[This quiz is due next **Monday, October 2nd** at the beginning of class. Please remember to print out your solution and bring it to class! If you make a cool picture, go ahead and also post it on Piazza :-)]

A variety of natural phenomena exhibit self-similar or "fractal" structures, i.e., similar patterns that recur at progressively smaller scales:

In computer graphics, one simple way to model fractal behavior is to recursively apply the types of transformations we've been studying in class (rotation, translation, scale, etc.) to some graphical primitive (like a line segment or rectangle). For this assignment, you will design a function that draws a fractal binary tree in 2D:

Your task is to write a routine (in pseudocode) that (i) draws a single edge in the tree, and (ii) recursively draws the (smaller) left and right branches. The only argument this function needs to take is the current depth of the tree. When the depth reaches zero, recursion should terminate. Your challenge, then, is to apply the right transformations at *just* the right moment, so that the output looks something like the tree depicted above.

Your routine should have the following structure:

drawSubTree( depth ) { if( depth == 0 ) return; // draw some geometry for the current edge // apply some transformations drawSubTree( depth-1 ); // apply some transformations drawSubTree( depth-1 ); // apply some transformations }

As you can see, most of the routine has already been written for you. Your job is to fill in the part that says "draw a rectangle" and "apply some transformations." You should assume that the following pseudocode commands are available to you:

rotate( theta ); // rotate by an angle theta, in radians translate( u, v ); // apply a horizontal translation u, and a vertical translation v scale( s ); // uniformly scale by a factor s rect( x, y, w, h ); // draw a rectangle with corner (x,y), width w, and height h

You also can assume that transformations are applied in the same way as in OpenGL: the last transformation gets applied first. For instance, if you write

rotate( theta ); translate( u, v ); rect( x, y, width, height );

then the rectangle will be translated *then* rotated. If you instead write

translate( u, v ); rotate( theta ); rect( x, y, width, height );

the rectangle will be rotated *then* translated. Note that you should **not** use the depth value to determine the width/height or position of the rectangle - everything should be done purely through the transformations.

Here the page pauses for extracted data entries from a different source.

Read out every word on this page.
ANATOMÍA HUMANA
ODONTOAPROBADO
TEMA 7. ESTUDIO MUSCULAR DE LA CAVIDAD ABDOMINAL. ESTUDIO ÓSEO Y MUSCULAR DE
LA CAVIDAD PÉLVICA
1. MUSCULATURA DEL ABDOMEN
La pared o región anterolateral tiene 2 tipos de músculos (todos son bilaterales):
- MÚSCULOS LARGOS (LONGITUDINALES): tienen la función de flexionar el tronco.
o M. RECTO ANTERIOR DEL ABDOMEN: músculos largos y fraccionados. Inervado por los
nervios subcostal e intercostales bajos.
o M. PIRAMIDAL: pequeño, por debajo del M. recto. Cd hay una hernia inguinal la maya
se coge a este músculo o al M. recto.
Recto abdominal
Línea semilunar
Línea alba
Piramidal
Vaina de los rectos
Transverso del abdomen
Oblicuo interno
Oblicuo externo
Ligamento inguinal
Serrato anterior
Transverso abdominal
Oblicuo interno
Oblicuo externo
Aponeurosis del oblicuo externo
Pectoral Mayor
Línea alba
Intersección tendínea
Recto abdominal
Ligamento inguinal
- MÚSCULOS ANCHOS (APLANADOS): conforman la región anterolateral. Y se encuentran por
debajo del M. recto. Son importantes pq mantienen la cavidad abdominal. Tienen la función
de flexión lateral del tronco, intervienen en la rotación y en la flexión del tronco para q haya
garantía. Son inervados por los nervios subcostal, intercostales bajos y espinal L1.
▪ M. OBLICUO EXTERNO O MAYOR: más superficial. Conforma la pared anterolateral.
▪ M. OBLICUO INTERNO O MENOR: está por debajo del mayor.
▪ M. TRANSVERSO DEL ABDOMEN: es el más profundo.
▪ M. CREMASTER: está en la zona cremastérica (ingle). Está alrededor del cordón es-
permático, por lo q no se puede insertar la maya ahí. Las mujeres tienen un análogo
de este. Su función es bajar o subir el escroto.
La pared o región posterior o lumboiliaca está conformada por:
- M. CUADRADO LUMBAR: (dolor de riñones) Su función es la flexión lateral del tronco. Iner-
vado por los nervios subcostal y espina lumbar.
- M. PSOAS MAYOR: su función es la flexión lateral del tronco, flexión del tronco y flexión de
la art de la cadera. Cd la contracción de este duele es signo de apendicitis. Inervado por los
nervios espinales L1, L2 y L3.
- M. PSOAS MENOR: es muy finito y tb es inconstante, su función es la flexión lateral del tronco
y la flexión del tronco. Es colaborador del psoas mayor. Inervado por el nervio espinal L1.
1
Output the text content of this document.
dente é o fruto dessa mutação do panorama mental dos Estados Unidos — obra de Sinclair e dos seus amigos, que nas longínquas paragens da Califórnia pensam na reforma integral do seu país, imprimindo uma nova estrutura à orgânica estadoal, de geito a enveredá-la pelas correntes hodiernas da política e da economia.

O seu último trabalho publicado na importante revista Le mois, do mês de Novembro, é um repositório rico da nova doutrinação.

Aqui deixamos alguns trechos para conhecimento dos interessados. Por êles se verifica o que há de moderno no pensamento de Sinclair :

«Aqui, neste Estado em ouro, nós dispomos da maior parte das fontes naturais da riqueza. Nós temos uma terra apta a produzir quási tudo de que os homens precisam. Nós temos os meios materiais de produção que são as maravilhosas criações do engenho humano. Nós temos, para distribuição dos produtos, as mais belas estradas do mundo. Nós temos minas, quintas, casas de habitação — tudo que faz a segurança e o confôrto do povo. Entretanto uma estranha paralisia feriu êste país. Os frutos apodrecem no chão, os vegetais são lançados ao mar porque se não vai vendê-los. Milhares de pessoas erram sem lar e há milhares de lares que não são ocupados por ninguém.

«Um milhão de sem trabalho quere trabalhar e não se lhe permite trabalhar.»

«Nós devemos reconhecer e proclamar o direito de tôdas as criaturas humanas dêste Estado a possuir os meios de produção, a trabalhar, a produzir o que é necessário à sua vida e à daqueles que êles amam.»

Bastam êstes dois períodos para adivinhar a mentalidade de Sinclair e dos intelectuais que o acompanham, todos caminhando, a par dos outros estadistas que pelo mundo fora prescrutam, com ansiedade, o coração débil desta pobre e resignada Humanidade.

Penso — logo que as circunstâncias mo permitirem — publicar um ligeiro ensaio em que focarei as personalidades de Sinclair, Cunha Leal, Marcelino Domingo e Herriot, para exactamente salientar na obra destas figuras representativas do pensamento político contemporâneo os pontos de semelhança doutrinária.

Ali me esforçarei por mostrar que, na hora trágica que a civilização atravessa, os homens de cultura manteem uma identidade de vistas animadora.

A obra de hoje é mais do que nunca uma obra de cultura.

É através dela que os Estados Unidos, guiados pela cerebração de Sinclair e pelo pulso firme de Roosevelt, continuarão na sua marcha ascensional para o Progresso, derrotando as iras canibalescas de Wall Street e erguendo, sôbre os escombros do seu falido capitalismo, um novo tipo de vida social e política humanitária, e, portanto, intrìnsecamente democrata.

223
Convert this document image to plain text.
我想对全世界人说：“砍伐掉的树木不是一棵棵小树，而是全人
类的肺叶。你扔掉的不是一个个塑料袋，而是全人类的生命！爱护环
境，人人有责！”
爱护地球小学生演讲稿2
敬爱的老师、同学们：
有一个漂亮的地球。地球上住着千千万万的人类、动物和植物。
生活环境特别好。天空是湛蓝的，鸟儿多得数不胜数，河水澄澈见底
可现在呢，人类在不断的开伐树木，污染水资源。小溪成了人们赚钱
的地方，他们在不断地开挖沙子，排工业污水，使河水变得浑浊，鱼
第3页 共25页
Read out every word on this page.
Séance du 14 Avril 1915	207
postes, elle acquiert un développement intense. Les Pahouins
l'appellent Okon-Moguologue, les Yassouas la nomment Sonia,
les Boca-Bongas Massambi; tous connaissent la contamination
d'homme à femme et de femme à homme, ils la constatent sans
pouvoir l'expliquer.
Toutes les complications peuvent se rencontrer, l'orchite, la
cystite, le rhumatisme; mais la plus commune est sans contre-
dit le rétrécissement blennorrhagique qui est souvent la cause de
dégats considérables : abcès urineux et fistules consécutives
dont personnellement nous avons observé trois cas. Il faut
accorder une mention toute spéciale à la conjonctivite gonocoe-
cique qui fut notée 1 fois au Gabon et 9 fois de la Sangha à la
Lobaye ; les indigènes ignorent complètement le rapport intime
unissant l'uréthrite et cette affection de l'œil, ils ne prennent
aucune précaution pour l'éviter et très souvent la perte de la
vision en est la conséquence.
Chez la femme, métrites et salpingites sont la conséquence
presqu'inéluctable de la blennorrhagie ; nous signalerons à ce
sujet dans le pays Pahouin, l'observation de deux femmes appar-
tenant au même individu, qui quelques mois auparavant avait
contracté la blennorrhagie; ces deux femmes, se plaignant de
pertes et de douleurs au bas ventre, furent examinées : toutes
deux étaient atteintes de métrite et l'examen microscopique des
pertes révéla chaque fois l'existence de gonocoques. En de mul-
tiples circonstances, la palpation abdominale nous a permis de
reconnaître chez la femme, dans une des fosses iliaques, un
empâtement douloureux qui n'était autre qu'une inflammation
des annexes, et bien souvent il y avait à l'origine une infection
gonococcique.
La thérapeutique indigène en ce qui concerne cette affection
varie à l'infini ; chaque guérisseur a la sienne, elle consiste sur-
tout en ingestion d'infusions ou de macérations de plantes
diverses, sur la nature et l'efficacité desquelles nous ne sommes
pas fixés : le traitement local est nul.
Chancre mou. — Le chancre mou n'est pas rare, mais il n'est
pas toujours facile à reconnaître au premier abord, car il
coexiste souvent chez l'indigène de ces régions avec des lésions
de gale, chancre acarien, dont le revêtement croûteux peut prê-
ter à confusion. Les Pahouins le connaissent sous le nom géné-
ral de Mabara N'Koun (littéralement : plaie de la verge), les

**Hint:** Think very carefully about how transformations get applied as you move up and down the call stack. (Do you need to "undo" any transformations?)

# Optional: Play Around in HTML5 Canvas Sandbox

For the quiz, you don't have to write "real code"; just pseudocode. However, it can be hard to write correct pseudocode without a visualization of what you're writing. You may therefore find it very helpful - and **fun**! - to try it out in a real environment. We've created a sandbox for you to try out here:

HTML5 Canvas Sandbox for Tree Drawing

This sandbox allows you to call drawing and transformation routines using HTML5 Canvas, which is a modern standard for drawing 2D graphics in a web browser. Most of the code has been written for you already. The basic idea is that you have a context, called `ctx`

, which can make all sorts of draw calls. For instance, to draw a rectangle you can write

ctx.beginPath(); ctx.rect(-10,-40,20,80); // the four arguments specify x, y, width, height ctx.fill();

Geometric transformations look nearly identical to the pseuedocode commands given above:

ctx.rotate( theta ); // rotate by an angle theta, in radians ctx.translate( u, v ); // apply a horizontal translation u, and a vertical translation v ctx.scale( a, b ); // scale by a in the horizontal direction and b in the vertical direction ctx.rect( x, y, w, h ); // draw a rectangle with corner (x,y), width w, and height h

As above, transformations get applied in the order "last transformation first." And again, you should think about how transformations should get applied and then reversed as you go up and down the call stack.

Of course, you're welcome to get as fancy as you like here; here's a reference guide for more functions in Canvas.

If you do use canvas for your solution **please print out your drawing and turn it in!** We want to see what cool stuff you make. We definitely encourage creativity here - try changing the shape, size, color, style of the tree---or even (if you're feeling ambitious) the branching factor. If you make something particularly cool, please *post it on Piazza* so that we can see it in its full-color glory.